PEKANBARU – Serangan harimau sumatera terhadap manusia terjadi dua kali dalam sepekan di Kabupaten Pelalawan, Riau. Dua korban dilaporkan meninggal dunia di kawasan yang diketahui merupakan habitat dan wilayah jelajah harimau sumatera.
Korban pertama adalah Jerlin Zalukhu (12), seorang gadis yang meninggal dunia setelah diterkam harimau pada Selasa (7/7/2026) dini hari. Korban merupakan anak dari pekerja di lahan yang baru dibuka untuk hutan tanaman industri (HTI) milik salah satu perusahaan.
Jerlin tinggal bersama orang tua dan saudaranya di sebuah camp pekerja. Sebelumnya, pihak perusahaan disebut telah melakukan mitigasi gangguan harimau dengan memasang terpal plastik berwarna hitam di sekeliling blok yang akan ditanami HTI.
Pada saat kejadian, korban pergi menemani kakaknya mencuci piring di kamar mandi yang berada di belakang camp.

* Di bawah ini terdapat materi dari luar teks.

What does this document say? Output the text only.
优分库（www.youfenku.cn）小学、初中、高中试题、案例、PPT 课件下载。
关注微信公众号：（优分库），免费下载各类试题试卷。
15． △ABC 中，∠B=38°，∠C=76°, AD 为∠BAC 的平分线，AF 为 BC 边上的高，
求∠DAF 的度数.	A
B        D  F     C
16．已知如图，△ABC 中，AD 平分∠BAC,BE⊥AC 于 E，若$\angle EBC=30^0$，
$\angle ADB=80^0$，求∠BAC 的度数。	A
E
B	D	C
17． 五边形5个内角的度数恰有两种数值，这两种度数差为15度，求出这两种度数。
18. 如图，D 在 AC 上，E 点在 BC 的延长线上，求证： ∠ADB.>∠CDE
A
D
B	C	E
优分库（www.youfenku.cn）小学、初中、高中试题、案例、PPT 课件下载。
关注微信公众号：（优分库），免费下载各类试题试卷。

Ketika menunggu di luar, korban tiba-tiba diterkam harimau yang diduga masuk melalui bagian pagar terpal yang rusak.
Korban ditemukan sekitar 10 meter dari camp dengan luka gigitan di bagian leher. Setelah dievakuasi ke puskesmas, korban dinyatakan meninggal dunia.
Pasca-kejadian, tim Balai Besar Konservasi Sumber Daya Alam (BBKSDA) Riau langsung diterjunkan ke lokasi untuk menangani konflik antara manusia dan satwa liar tersebut.
Berdasarkan pemantauan menggunakan drone thermal, harimau masih terlihat berada di sekitar camp pekerja. Di lokasi itu juga terdapat ternak ayam dan anjing yang dipelihara pekerja.
Petugas sempat melakukan penghalauan menggunakan suara petasan, namun harimau tidak meninggalkan area tersebut. Untuk mencegah kejadian serupa, para pekerja akhirnya dievakuasi ke lokasi yang lebih aman.